Key Laboratory of Proteomics, Dalian Medical University, Dalian 116044, China.
Institute of Cancer Stem Cell, Dalian Medical University, Dalian 116044, China.
EBioMedicine. 2019 Apr;42:311-325. doi: 10.1016/j.ebiom.2019.03.045. Epub 2019 Mar 25.
Non-small cell lung cancer (NSCLC) is the most common type of lung cancer with a poor prognosis. We previously found that protein disulfide isomerase family 6 (PDIA6) is upregulated in lung squamous cell carcinoma (LSCC). This study aimed to elucidate the clinical relevance, biological functions, and molecular mechanisms of PDIA6 in NSCLC.
The expression of PDIA6 in NSCLC was assessed using the TCGA database, western blotting, and immunohistochemistry. Correlations of PDIA6 expression with clinicopathological and survival features were evaluated. The functions of PDIA6 in regulating NSCLC cell growth, apoptosis, and autophagy were investigated using gain-and loss-of-function strategies in vitro or in vivo. The underlying molecular mechanisms of PDIA6 function were examined by human phospho-kinase array and co-immunoprecipitation.
PDIA6 expression was upregulated in NSCLC compared with adjacent normal tissues, and the higher PDIA6 expression was correlated with poor prognosis. PDIA6 knockdown decreased NSCLC cell proliferation and increased cisplatin-induced intrinsic apoptosis, while PDIA6 overexpression had the opposite effects. In addition, PDIA6 regulated cisplatin-induced autophagy, and this contributed to PDIA6-mediated apoptosis in NSCLC cells. Mechanistically, PDIA6 reduced the phosphorylation levels of JNK and c-Jun.
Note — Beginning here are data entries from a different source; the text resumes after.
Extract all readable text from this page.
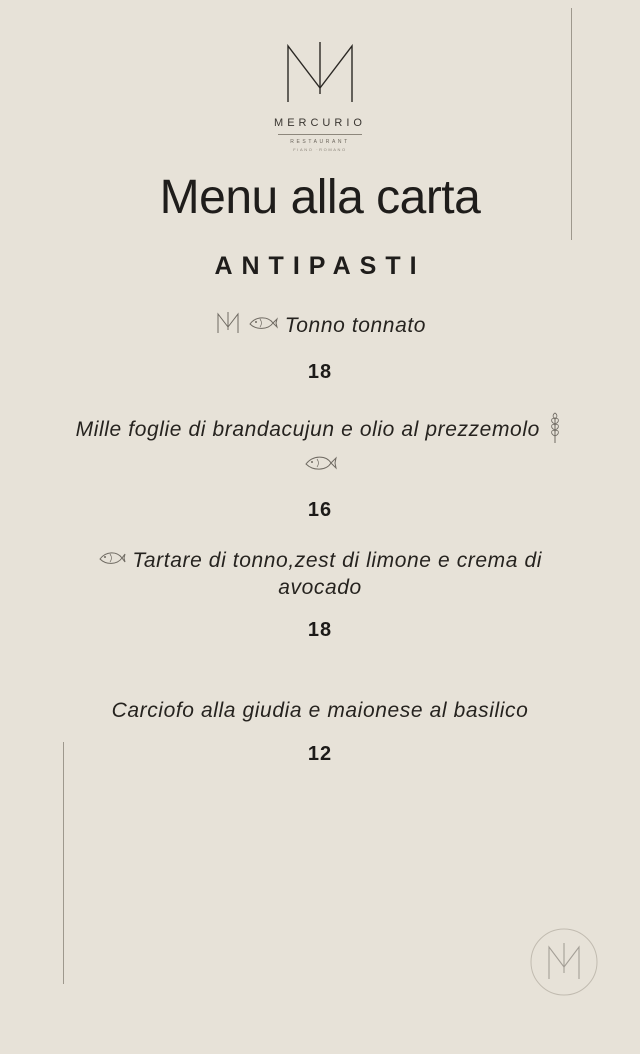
MERCURIO
RESTAURANT
FIANO ·ROMANO
Menu alla carta
ANTIPASTI
Tonno tonnato
18
Mille foglie di brandacujun e olio al prezzemolo
16
Tartare di tonno,zest di limone e crema di avocado
18
Carciofo alla giudia e maionese al basilico
12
Moreover, PDIA6 interacted with MAP4K1 and inhibited its phosphorylation, ultimately inhibiting the JNK/c-Jun signaling pathway.
PDIA6 is overexpressed in NSCLC and inhibits cisplatin-induced NSCLC cell apoptosis and autophagy via the MAP4K1/JNK/c-Jun signaling pathway, suggesting that PDIA6 may serve as a biomarker and therapeutic target for NSCLC patients. FUND: National Natural Science Foundation of China and Institutions of higher learning of innovation team from Liaoning province.
非小细胞肺癌(NSCLC)是最常见的肺癌类型,预后较差。我们之前发现,蛋白二硫键异构酶家族 6(PDIA6)在肺鳞状细胞癌(LSCC)中上调。本研究旨在阐明 PDIA6 在 NSCLC 中的临床相关性、生物学功能和分子机制。
使用 TCGA 数据库、western blot 和免疫组织化学评估 NSCLC 中 PDIA6 的表达。评估 PDIA6 表达与临床病理和生存特征的相关性。通过体外或体内的 gain-and loss-of-function 策略研究 PDIA6 调节 NSCLC 细胞生长、凋亡和自噬的功能。通过人磷酸激酶阵列和共免疫沉淀检测 PDIA6 功能的潜在分子机制。
与相邻正常组织相比,NSCLC 中 PDIA6 的表达上调,较高的 PDIA6 表达与预后不良相关。PDIA6 敲低降低了 NSCLC 细胞的增殖并增加了顺铂诱导的内在凋亡,而 PDIA6 过表达则产生相反的效果。此外,PDIA6 调节顺铂诱导的自噬,这有助于 PDIA6 介导的 NSCLC 细胞凋亡。机制上,PDIA6 降低了 JNK 和 c-Jun 的磷酸化水平。此外,PDIA6 与 MAP4K1 相互作用并抑制其磷酸化,最终抑制 JNK/c-Jun 信号通路。
PDIA6 在 NSCLC 中过表达,通过 MAP4K1/JNK/c-Jun 信号通路抑制顺铂诱导的 NSCLC 细胞凋亡和自噬,提示 PDIA6 可能作为 NSCLC 患者的生物标志物和治疗靶点。
国家自然科学基金和辽宁省高等学校创新团队支持计划。